Sin embargo, las neurociencias han acudido a solucionar este problema, y han ayudado a estudiar zonas del cerebro y su funcionamiento en estas condiciones. Un simple electroencefalograma (colocación de electrodos en el cuero cabelludo para detectar ondas eléctricas en la superficie cerebral) que muestre ondas cerebrales características delataría a un mentiroso. Estas ondas se denominan P300 porque aparecen exactamente 300 milisegundos después de una percepción que evoca en el examinado el oír, ver o identificar en el examinado algo que tenga una carga o representación emocional singular. A diferencia del famoso polígrafo que detecta alteraciones, estas ondas aparecen solo cuando lo que se nombra tiene alguna información determinada respecto a lo mencionado, pues se familiariza con ello: “bomba”, “atentado”, “muerte”… No se requiere de preguntas, sino de enfrentar al examinado con pruebas relacionadas al hecho en sí: fotografías, audios, referencias exactas. De esta manera, por ejemplo, al mostrar al examinado fotos de armas específicas, el inocente solo las conocería por la televisión, mientras que el culpable emitiría una señal cerebral de vinculación con hechos, es decir… una P300.
Otro método muchísimo más eficaz descubrió mediante pruebas que cuando una persona miente, se activa una porción específica del cerebro. Esto se realizó introduciendo voluntarios en un resonador magnético funcional y realizando test de verdad y mentira con ellos, se comprobó que siempre, al mentir, se activaba una zona cerebral llamada giro del cíngulo a nivel de la región límbica. Esta zona participa de la toma de decisiones conflictivas, porque se activa en los momentos en que no decimos la verdad, lo cual nos lleva a demostrar que el cerebro humano es un órgano noble que siempre está predispuesto “de fábrica” a decir la verdad, pero que al no hacerlo de manera voluntaria, activa esta zona. Por ende, para mentir, hay que gastar energía, hay que trabajar más.
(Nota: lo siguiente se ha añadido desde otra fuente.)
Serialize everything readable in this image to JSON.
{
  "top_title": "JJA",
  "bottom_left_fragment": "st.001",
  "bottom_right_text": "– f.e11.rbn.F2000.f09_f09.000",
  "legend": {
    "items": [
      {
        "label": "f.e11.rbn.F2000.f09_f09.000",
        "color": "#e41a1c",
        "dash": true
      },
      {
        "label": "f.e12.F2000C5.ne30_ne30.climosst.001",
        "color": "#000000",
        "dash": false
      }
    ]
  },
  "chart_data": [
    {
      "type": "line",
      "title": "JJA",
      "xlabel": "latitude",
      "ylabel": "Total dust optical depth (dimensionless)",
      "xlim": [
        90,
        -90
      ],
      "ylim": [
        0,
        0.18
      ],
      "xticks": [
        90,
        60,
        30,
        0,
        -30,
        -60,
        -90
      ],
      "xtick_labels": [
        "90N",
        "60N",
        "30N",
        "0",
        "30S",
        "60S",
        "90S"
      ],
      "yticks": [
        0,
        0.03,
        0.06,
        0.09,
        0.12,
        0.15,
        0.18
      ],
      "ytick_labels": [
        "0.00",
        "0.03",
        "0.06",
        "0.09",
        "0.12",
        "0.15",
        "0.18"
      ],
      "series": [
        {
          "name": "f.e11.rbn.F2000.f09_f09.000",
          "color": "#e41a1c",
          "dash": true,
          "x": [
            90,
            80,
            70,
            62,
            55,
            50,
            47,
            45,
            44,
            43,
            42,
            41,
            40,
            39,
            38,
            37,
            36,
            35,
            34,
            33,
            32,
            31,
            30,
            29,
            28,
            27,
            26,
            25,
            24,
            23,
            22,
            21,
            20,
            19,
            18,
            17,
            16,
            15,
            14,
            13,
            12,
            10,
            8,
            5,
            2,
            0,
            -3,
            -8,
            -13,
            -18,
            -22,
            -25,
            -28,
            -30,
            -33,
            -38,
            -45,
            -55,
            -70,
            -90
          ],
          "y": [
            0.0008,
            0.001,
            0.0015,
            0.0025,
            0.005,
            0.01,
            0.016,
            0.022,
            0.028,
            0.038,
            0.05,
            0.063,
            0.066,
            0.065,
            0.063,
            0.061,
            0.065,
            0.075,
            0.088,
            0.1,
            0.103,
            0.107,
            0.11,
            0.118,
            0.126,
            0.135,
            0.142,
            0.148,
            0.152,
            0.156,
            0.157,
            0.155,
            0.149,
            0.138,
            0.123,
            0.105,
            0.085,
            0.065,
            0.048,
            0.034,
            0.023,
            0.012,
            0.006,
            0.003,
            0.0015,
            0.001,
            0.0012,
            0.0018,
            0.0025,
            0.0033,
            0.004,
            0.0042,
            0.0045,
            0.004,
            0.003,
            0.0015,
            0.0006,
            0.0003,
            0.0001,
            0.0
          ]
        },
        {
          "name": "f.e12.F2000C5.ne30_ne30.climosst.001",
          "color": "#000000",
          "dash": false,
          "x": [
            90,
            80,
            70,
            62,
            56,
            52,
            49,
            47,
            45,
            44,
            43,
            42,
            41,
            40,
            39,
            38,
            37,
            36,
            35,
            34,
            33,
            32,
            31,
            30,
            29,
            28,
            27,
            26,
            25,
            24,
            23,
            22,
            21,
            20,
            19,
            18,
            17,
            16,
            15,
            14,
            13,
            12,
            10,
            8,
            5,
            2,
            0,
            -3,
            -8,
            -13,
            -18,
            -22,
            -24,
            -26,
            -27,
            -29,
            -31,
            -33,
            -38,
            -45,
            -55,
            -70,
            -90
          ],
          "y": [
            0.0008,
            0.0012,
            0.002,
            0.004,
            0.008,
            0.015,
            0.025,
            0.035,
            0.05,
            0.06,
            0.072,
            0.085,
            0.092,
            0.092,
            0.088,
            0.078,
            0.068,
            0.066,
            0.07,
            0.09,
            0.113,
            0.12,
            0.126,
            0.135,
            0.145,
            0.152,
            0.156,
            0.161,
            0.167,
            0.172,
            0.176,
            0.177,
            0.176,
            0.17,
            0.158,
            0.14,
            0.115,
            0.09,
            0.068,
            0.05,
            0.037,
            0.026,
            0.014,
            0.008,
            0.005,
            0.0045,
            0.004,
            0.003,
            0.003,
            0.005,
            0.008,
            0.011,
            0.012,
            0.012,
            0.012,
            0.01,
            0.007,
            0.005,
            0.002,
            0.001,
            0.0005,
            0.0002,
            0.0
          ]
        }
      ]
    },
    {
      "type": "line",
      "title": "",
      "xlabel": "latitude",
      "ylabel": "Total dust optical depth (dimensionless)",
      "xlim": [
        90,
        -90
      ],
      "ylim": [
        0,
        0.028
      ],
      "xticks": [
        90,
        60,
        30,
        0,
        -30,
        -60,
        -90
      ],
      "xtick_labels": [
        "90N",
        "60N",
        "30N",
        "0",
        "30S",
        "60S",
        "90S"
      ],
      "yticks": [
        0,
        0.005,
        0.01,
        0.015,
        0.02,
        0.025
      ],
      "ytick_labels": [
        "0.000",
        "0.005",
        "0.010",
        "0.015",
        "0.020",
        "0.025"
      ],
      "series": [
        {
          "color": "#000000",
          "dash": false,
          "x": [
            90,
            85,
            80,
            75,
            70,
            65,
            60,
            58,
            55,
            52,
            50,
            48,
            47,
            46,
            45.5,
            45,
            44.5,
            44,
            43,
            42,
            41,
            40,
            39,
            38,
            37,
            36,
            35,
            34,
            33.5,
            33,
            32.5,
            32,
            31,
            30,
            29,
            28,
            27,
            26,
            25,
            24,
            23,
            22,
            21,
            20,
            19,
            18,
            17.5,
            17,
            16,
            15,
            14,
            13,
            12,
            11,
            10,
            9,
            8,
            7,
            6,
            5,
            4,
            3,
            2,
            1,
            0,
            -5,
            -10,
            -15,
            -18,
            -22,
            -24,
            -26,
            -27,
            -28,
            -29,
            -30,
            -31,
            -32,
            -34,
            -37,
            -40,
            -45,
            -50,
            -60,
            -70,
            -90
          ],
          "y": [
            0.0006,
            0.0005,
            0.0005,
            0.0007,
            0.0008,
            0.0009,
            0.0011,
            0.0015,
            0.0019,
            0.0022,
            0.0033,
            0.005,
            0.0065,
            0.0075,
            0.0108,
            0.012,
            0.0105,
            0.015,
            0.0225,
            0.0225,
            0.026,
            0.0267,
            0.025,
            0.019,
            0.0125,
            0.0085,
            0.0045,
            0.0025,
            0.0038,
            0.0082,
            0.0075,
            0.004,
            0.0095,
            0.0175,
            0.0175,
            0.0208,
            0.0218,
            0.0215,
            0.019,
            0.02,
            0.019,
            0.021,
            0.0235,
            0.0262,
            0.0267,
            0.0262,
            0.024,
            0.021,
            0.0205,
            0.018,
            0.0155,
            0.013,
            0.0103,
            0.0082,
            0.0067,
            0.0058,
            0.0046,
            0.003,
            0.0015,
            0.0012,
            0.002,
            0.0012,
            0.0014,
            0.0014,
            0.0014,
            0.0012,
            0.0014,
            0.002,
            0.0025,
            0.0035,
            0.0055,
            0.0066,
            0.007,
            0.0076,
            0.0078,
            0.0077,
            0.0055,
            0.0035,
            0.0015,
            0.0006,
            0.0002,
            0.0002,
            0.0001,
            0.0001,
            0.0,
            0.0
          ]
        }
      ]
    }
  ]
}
Un método menos aparatoso y más barato consiste en medir la irrigación sanguínea de la región facial. Se ha descubierto que al mentir aumenta la irrigación a la cara por una vasodilatación a ese nivel. Esta puede ocurrir a un nivel alto que muestre que el individuo miente por “ponerse colorado”, pero también a un nivel indetectable mirándolo desde afuera. Al observar a los individuos que mienten en una cámara infrarroja de alta detección (unas 20 milésimas de grado), se puede observar en la zona de los ojos donde la piel es más delgada, un delator cambio en la temperatura.

Como ven, esto de mentir… es toda una ciencia que nos puede llegar a tener DE LA CABEZA. ¡Nos vemos el otro sábado!